Yeni Şafak gazetesi yazarı İsmail Kılıçarslan'ın, AKP’li Esenyurt Belediye Başkanı Ali Murat Alatepe'yi eleştirdiği dünkü yazısının kaldırılması dikkat çekti.
Yeni Şafak gazetesi yazarı İsmail Kılıçarslan'ın, AKP’li Esenyurt Belediye Başkanı Ali Murat Alatepe'yi eleştirdiği dünkü yazısı, bugün siteden kaldırıldı.
Kılıçarslan, Esenyurt için, "Burayı kaybedersek Kudüs’ü kaybederiz hiçbir yeri kaybetmeyiz, İslam’ı kaybederiz, Mekke’yi kaybederiz” şeklindeki sözleriyle bilinen Alatepe'yi, Esenyurt'taki bir uygulamasından dolayı yazısında dün eleştirmişti.
Kılıçarslan yazısında, "Alatepe, ilçesinin sınırları içerisindeki yabancı tabelaları söküp onları Türkçeleştirme kararı almış bir süre önce" derken, "Alatepe’nin derdi tek bir dille, Arapça’yla sınırlı görünüyordu. Başka hiçbir dildeki tabelaya dokunmayan Alatepe, ilçesindeki tüm Arapça tabelaları zabıta marifetiyle söktürdü" diye belirtmişti.
Kılıçarslan ayrıca, "Bu bayat duyarlılığı İngilizce’ye, Fransızca’ya, bilmem hangi dile göstermek yerine sadece Arapça’ya göstermek nedir" diye yazmıştı.
Kılıçarslan'ın Alatepe'yi eleştirdiği bu yazısı, Yeni Şafak gazetesinin dünkü sayısında, Kılıçarslan'ın kendi köşesinde yer almıştı. Öte yandan, Kılıçarslan da, kişisel Twitter hesabından "Bugünkü 'Esenyurt ve Cumhuriyet' başlıklı yazım şuracıktadır" diye belirterek yazısını sosyal medyadan paylaşmıştı.
Ancak Yeni Şafak gazetesinin web sitesinden yazının bugün kaldırıldığı görüldü.
İşte gazetenin dünkü köşesinde yer alan yazı:
İşte Kılıçarslan'ın sosyal medya hesabından paylaştığı yazı:
Kılıçarslan'ın kaldırılan dünkü yazısının ilgili kısmı şu şekilde:
"Esenyurt Belediye Başkanı diye biri var.

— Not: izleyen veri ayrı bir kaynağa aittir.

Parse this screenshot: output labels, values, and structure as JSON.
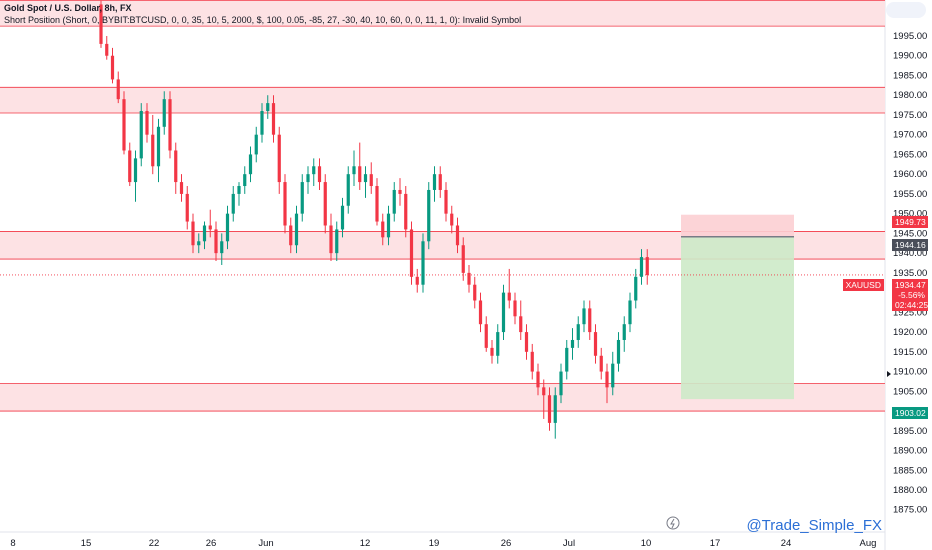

Adı Ali Murat Alatepe. Eski başkan Necmi Kadıoğlu, diğer tüm belediye başkan yardımcıları, encümen üyeleri gibi onun da ismini bir parka, bir büfeye, bir spor salonuna falan vermiş miydi bilmem. Hatırlamıyorum yani. O halde nereden hatırlayalım biz bu ismi? Adam 'Esenyurt düşerse Mekke düşer' demişti. Oradan hatırlayalım. 'Bir şeyi yanlış ve güdük şekilde taklit etmek ayıp değildir, olsa olsa çapsızlık göstergesidir' diyelim ve geçelim hatta.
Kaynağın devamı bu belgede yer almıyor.